When we went out to check for any damage and to make sure that the fire was extinguished the man returned and Fr Jerome and I tried to engage him in conversation and calm him down. His name was Paul but he was so irrational and out of control that all we could do was successfully deescalate the situation and get him to move on.
It was such a sad and frustrating experience because we wanted to help but the man was just too damaged at that moment to benefit from anything that we were capable of offering. At the same time, he was a danger to himself and to others and so we needed to inform the police.
I tell this story because it illustrates how difficult it is for us to act in the God like way of the householder of the parable this morning. Love your neighbour sounds easy but some neighbours are very hard to love.

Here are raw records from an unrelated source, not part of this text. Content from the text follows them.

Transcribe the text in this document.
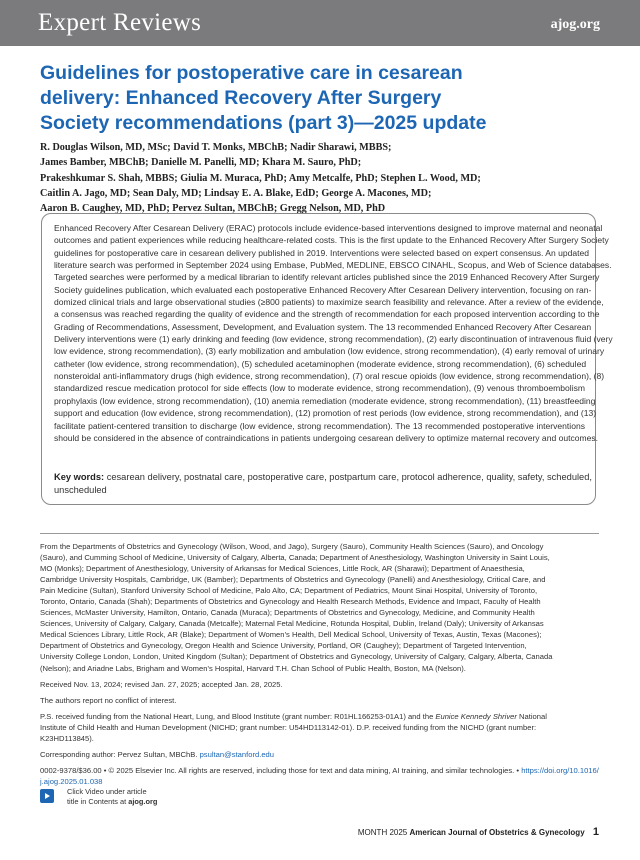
Expert Reviews	ajog.org
Guidelines for postoperative care in cesarean
delivery: Enhanced Recovery After Surgery
Society recommendations (part 3)—2025 update
R. Douglas Wilson, MD, MSc; David T. Monks, MBChB; Nadir Sharawi, MBBS;
James Bamber, MBChB; Danielle M. Panelli, MD; Khara M. Sauro, PhD;
Prakeshkumar S. Shah, MBBS; Giulia M. Muraca, PhD; Amy Metcalfe, PhD; Stephen L. Wood, MD;
Caitlin A. Jago, MD; Sean Daly, MD; Lindsay E. A. Blake, EdD; George A. Macones, MD;
Aaron B. Caughey, MD, PhD; Pervez Sultan, MBChB; Gregg Nelson, MD, PhD
Enhanced Recovery After Cesarean Delivery (ERAC) protocols include evidence-based interventions designed to improve maternal and neonatal
outcomes and patient experiences while reducing healthcare-related costs. This is the first update to the Enhanced Recovery After Surgery Society
guidelines for postoperative care in cesarean delivery published in 2019. Interventions were selected based on expert consensus. An updated
literature search was performed in September 2024 using Embase, PubMed, MEDLINE, EBSCO CINAHL, Scopus, and Web of Science databases.
Targeted searches were performed by a medical librarian to identify relevant articles published since the 2019 Enhanced Recovery After Surgery
Society guidelines publication, which evaluated each postoperative Enhanced Recovery After Cesarean Delivery intervention, focusing on ran-
domized clinical trials and large observational studies (≥800 patients) to maximize search feasibility and relevance. After a review of the evidence,
a consensus was reached regarding the quality of evidence and the strength of recommendation for each proposed intervention according to the
Grading of Recommendations, Assessment, Development, and Evaluation system. The 13 recommended Enhanced Recovery After Cesarean
Delivery interventions were (1) early drinking and feeding (low evidence, strong recommendation), (2) early discontinuation of intravenous fluid (very
low evidence, strong recommendation), (3) early mobilization and ambulation (low evidence, strong recommendation), (4) early removal of urinary
catheter (low evidence, strong recommendation), (5) scheduled acetaminophen (moderate evidence, strong recommendation), (6) scheduled
nonsteroidal anti-inflammatory drugs (high evidence, strong recommendation), (7) oral rescue opioids (low evidence, strong recommendation), (8)
standardized rescue medication protocol for side effects (low to moderate evidence, strong recommendation), (9) venous thromboembolism
prophylaxis (low evidence, strong recommendation), (10) anemia remediation (moderate evidence, strong recommendation), (11) breastfeeding
support and education (low evidence, strong recommendation), (12) promotion of rest periods (low evidence, strong recommendation), and (13)
facilitate patient-centered transition to discharge (low evidence, strong recommendation). The 13 recommended postoperative interventions
should be considered in the absence of contraindications in patients undergoing cesarean delivery to optimize maternal recovery and outcomes.
Key words: cesarean delivery, postnatal care, postoperative care, postpartum care, protocol adherence, quality, safety, scheduled,
unscheduled
From the Departments of Obstetrics and Gynecology (Wilson, Wood, and Jago), Surgery (Sauro), Community Health Sciences (Sauro), and Oncology
(Sauro), and Cumming School of Medicine, University of Calgary, Alberta, Canada; Department of Anesthesiology, Washington University in Saint Louis,
MO (Monks); Department of Anesthesiology, University of Arkansas for Medical Sciences, Little Rock, AR (Sharawi); Department of Anaesthesia,
Cambridge University Hospitals, Cambridge, UK (Bamber); Departments of Obstetrics and Gynecology (Panelli) and Anesthesiology, Critical Care, and
Pain Medicine (Sultan), Stanford University School of Medicine, Palo Alto, CA; Department of Pediatrics, Mount Sinai Hospital, University of Toronto,
Toronto, Ontario, Canada (Shah); Departments of Obstetrics and Gynecology and Health Research Methods, Evidence and Impact, Faculty of Health
Sciences, McMaster University, Hamilton, Ontario, Canada (Muraca); Departments of Obstetrics and Gynecology, Medicine, and Community Health
Sciences, University of Calgary, Calgary, Canada (Metcalfe); Maternal Fetal Medicine, Rotunda Hospital, Dublin, Ireland (Daly); University of Arkansas
Medical Sciences Library, Little Rock, AR (Blake); Department of Women’s Health, Dell Medical School, University of Texas, Austin, Texas (Macones);
Department of Obstetrics and Gynecology, Oregon Health and Science University, Portland, OR (Caughey); Department of Targeted Intervention,
University College London, London, United Kingdom (Sultan); Department of Obstetrics and Gynecology, University of Calgary, Calgary, Alberta, Canada
(Nelson); and Ariadne Labs, Brigham and Women’s Hospital, Harvard T.H. Chan School of Public Health, Boston, MA (Nelson).
Received Nov. 13, 2024; revised Jan. 27, 2025; accepted Jan. 28, 2025.
The authors report no conflict of interest.
P.S. received funding from the National Heart, Lung, and Blood Institute (grant number: R01HL166253-01A1) and the Eunice Kennedy Shriver National
Institute of Child Health and Human Development (NICHD; grant number: U54HD113142-01). D.P. received funding from the NICHD (grant number:
K23HD113845).
Corresponding author: Pervez Sultan, MBChB. psultan@stanford.edu
0002-9378/$36.00 • © 2025 Elsevier Inc. All rights are reserved, including those for text and data mining, AI training, and similar technologies. • https://doi.org/10.1016/
j.ajog.2025.01.038
Click Video under article
title in Contents at ajog.org
MONTH 2025 American Journal of Obstetrics & Gynecology 1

There are those who deny the existence of God claiming that the whole belief system is merely a human projection. However, the image of God that we see in the owner of the vineyard could not be further away from a human projection. A human god would never care for the poorest and most broken and would seek to reward believers for their effort and success, but according to the parable, Paul from St Kilda would have found a place in the vineyard and would have been rewarded. That is how it will be in God’s kingdom- there is a special place for Paul.
As I experienced this week, we are very limited as individuals in what rewards we can deliver for those who are suffering deeply. But as a community in the Church- the Body of Christ - we can do infinitely more.
Look at the legacy left to us by our great saints. St Francis of Assisi, St Vincent de Paul, St Mary of the Cross Mackillop, St Teresa of Calcutta and countless others who truly made us in our tradition a church for the poor.
The market place will do little or nothing to help Paul; as individuals we too are limited. As a church however, we can and do much to assist people who are in situations like that of Paul.
Today in the Archdiocese we celebrate Social Services Sunday where we recognise the work of all of those agencies which, on our behalf, go in search of the lost ones like Paul and bring the professional capacity, humanity and love of Christ necessary to lead them, here and now, into the consolation, safety and rewards of the Masters Vineyard- the Kingdom of God which is very near.
We give thanks for the work and mission of CatholicCare, the Society of St Vincent de Paul, Sacred Hart Mission and the many other organisations who work so hard to care for those who need practical expressions of God’s love and healing.
The story today of that vineyard ruled over by a loving and generous householder, abundant in mercy, forgiveness and grace, is good news for the poor and the lost and is good news for all that is poor and lost in each one of us.